Ich muss das Schließfach auflösen, denkt Victoria. Sie geht zurück zur Terrasse, ihre Schritte federn auf dem weichen Gras. Gleich am Montag wird sie nach Würzburg fahren, das Kuvert nehmen und seinen Inhalt vernichten. Und sie muss sich um Sam kümmern.
Es darf nicht passieren, dass Sam mit ihrem frisch erworbenen Wissen Unsinn anstellt. Sam kann impulsiv sein wie ihr Großvater, und das muss Victoria unbedingt verhindern.
26
Sam verbringt das Wochenende bei Blanca. Ihre Großmutter wollte erst nichts davon wissen, aber Sam spürt, dass sie froh ist, nicht allein zu sein. Lucienne spielt die beleidigte Leberwurst, nachdem sie etliche Tage in ungewohnter Einsamkeit zubringen musste.
Sam gießt den Garten, während Blanca auf der Terrasse sitzt und zusieht. Luna kommt am Samstagmorgen und schleppt tonnenweise Lebensmittel herbei. Sie kochen zu dritt. Blanca blüht auf, lacht, schäkert, erzählt. Von dem Schlaganfall ist nichts zu spüren, sie kann sich bewegen, sprechen, sie ist konzentriert und wie immer. Sie wirkt sogar richtig erholt, als wäre sie zur Kur gewesen.
Sie sehnt sich nach Gesellschaft, denkt Sam. Ich könnte hier einziehen. Für eine Weile. Ich könnte meine Wohnung aufgeben und auf lange Sicht den ersten Stock ausbauen. Mir dort ein Atelier einrichten.

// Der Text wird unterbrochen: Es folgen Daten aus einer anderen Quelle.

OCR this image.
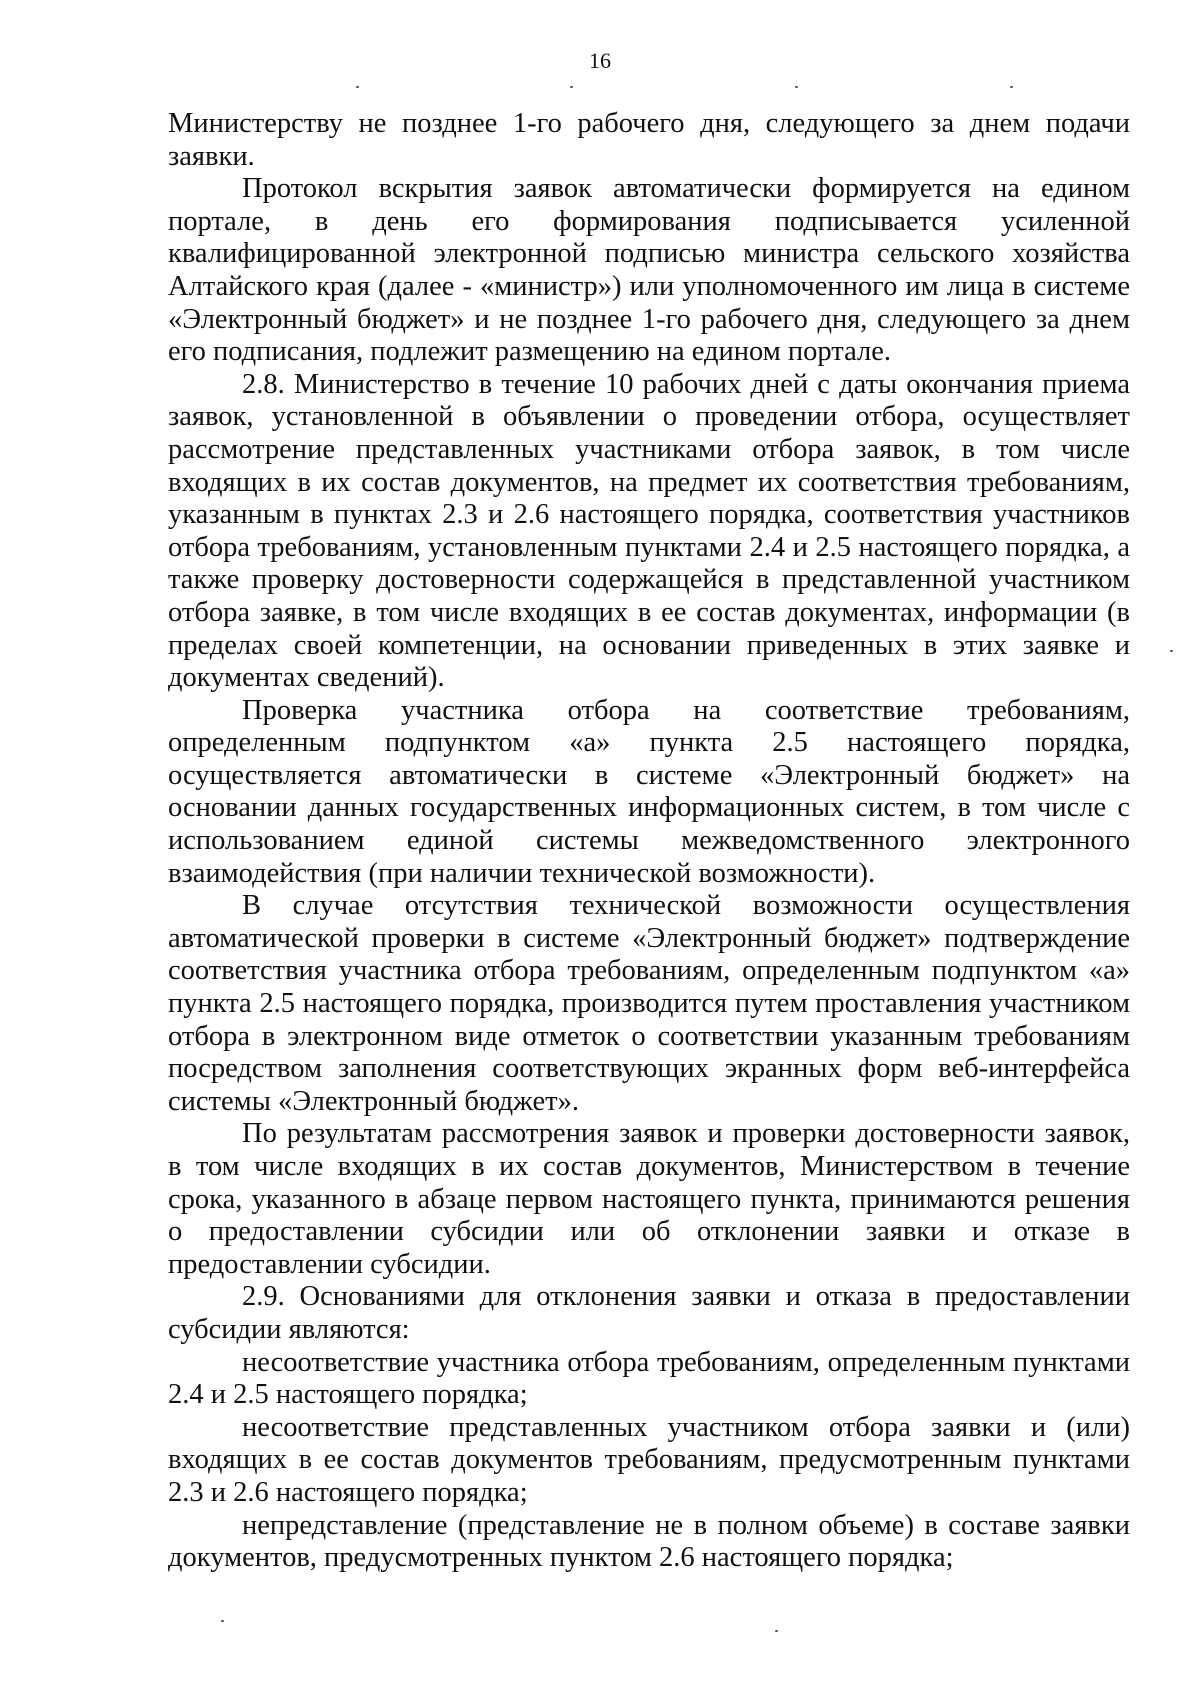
16

Министерству не позднее 1-го рабочего дня, следующего за днем подачи заявки.

Протокол вскрытия заявок автоматически формируется на едином портале, в день его формирования подписывается усиленной квалифицированной электронной подписью министра сельского хозяйства Алтайского края (далее - «министр») или уполномоченного им лица в системе «Электронный бюджет» и не позднее 1-го рабочего дня, следующего за днем его подписания, подлежит размещению на едином портале.

2.8. Министерство в течение 10 рабочих дней с даты окончания приема заявок, установленной в объявлении о проведении отбора, осуществляет рассмотрение представленных участниками отбора заявок, в том числе входящих в их состав документов, на предмет их соответствия требованиям, указанным в пунктах 2.3 и 2.6 настоящего порядка, соответствия участников отбора требованиям, установленным пунктами 2.4 и 2.5 настоящего порядка, а также проверку достоверности содержащейся в представленной участником отбора заявке, в том числе входящих в ее состав документах, информации (в пределах своей компетенции, на основании приведенных в этих заявке и документах сведений).

Проверка участника отбора на соответствие требованиям, определенным подпунктом «а» пункта 2.5 настоящего порядка, осуществляется автоматически в системе «Электронный бюджет» на основании данных государственных информационных систем, в том числе с использованием единой системы межведомственного электронного взаимодействия (при наличии технической возможности).

В случае отсутствия технической возможности осуществления автоматической проверки в системе «Электронный бюджет» подтверждение соответствия участника отбора требованиям, определенным подпунктом «а» пункта 2.5 настоящего порядка, производится путем проставления участником отбора в электронном виде отметок о соответствии указанным требованиям посредством заполнения соответствующих экранных форм веб-интерфейса системы «Электронный бюджет».

По результатам рассмотрения заявок и проверки достоверности заявок, в том числе входящих в их состав документов, Министерством в течение срока, указанного в абзаце первом настоящего пункта, принимаются решения о предоставлении субсидии или об отклонении заявки и отказе в предоставлении субсидии.

2.9. Основаниями для отклонения заявки и отказа в предоставлении субсидии являются:

несоответствие участника отбора требованиям, определенным пунктами 2.4 и 2.5 настоящего порядка;

несоответствие представленных участником отбора заявки и (или) входящих в ее состав документов требованиям, предусмотренным пунктами 2.3 и 2.6 настоящего порядка;

непредставление (представление не в полном объеме) в составе заявки документов, предусмотренных пунктом 2.6 настоящего порядка;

Am Abend redet sie lange mit Blanca. Berichtet von ihren beruflichen Sorgen und von Lunas Angebot, für sie zu arbeiten.
»Mach das!«, redet Blanca ihr zu. »Dir bricht dabei kein Zacken aus der Krone, und du machst Erfahrungen, die dir bei anderer Gelegenheit nutzen.«
In der Nacht denkt Sam darüber nach. Sie hat kaum eine andere Chance, wenn sie zu Geld kommen und im Geschäft bleiben will. Vielleicht können sie und Luna die Lu-Naht-Marke sogar gemeinsam ausbauen, Luna könnte für die Kleidung stehen und Sam für Dekoration, Küche und Bad, warum nicht? Womöglich, denkt Sam, lösen sich manche Probleme von selbst. Wenn nur die Ausstellung nicht wäre. Der ketzerische Gedanke keimt auf, die Ausstellung sein zu lassen, das, was sie bisher ausgearbeitet hat, bei Nikolaj abzuladen und sich auszuklinken.
Das kann ich nicht, denkt Sam.
Sie ist zu pflichtbewusst, das hat sie von ihrer Mutter übernommen. Ein Ja steht für ein Ja, Punktum.
Sam liegt lange wach in dem Gästezimmer neben Blancas Schlafzimmer. Als sie einschläft, träumt sie von Romans Händen.
Sie wacht auf, weil sie ein Geräusch hört. Panisch hebt sie den Kopf. Es ist Blanca.
Sie weint, leise, darauf bedacht, Sam nicht zu stören, denn die Türen stehen offen, die Fenster auch, und der sanfte Nachtwind scheint alle Klänge zu vervielfältigen.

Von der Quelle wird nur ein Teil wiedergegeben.